US Airways declined to comment on Horton's letter or on the ratified agreement Friday, citing a nondisclosure agreement signed with American this fall to facilitate merger discussions. The airline, based in Tempe, Ariz., began suggesting a merger with American this year and quickly won support from American's unions. Under its proposal, the merged airline would retain the American name and continue to be based in Fort Worth, but be run by US Airways' top executive, Doug Parker.
Wall Street analysts said the pilots agreement will allow AMR's restructuring process to move forward.

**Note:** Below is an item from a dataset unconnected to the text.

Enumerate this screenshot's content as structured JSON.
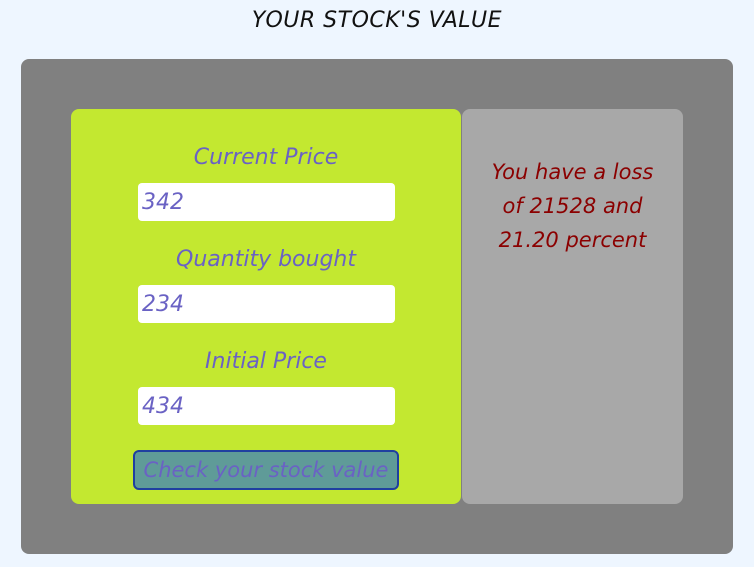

"AMR creditors need a stand-alone business plan in order to consider the merits of a potential merger," J.P. Morgan analyst Jamie Baker wrote in a research note to investors on Friday. "A failure to ratify would have essentially stopped the clock, in our view, further dragging out an already complex process."
Analysts have said that a combined American and US Airways, which are No. 3 and No. 5 respectively in the industry, would be a more formidable competitor to the industry leaders, United Continental and Delta Air Lines.
Maxim Group analyst Ray Neidl said having a pilots contract in place will make it easier for creditors to decide which option will give them more value in the restructured American.
"We expect to see rapid movement going forward and, as chances improve for a merger, U.S. Airways' stock price to strengthen and unsecured claims at American to strengthen in price," Neidl said.
American's lawyers have asked the Bankruptcy Court to consider approving its newly ratified contract with the pilots at a hearing scheduled for Dec. 19.
The bankruptcy code requires at least 21 days notice before a new business contract can be approved by the court. However, American's attorneys argue that as soon as the new agreement is put into effect it will "generate considerable annual cost savings to the Debtors."
"Both American and the APA are anxious to have the new CBA approved by the Court and promptly implemented so that the significant benefits attendant thereto can be realized for all of the parties in interest," the court filing made Friday afternoon said.
Local leaders applauded the new labor agreement. Jeff Fegan, who is chief executive of Dallas/Fort Worth Airport, and the mayors of Fort Worth and Dallas said in a joint statement that the new union contracts "set the stage for the company's emergence from bankruptcy."
"A strong American Airlines is good for DFW Airport and good for the citizens and businesses of North Texas," they said.
With the pilots agreement ratified, Horton said, the company is at the "beginning of the new American," and is working to refresh its brand in the near future.
"I hope you share my optimism and can feel the recovery that's started," Horton said.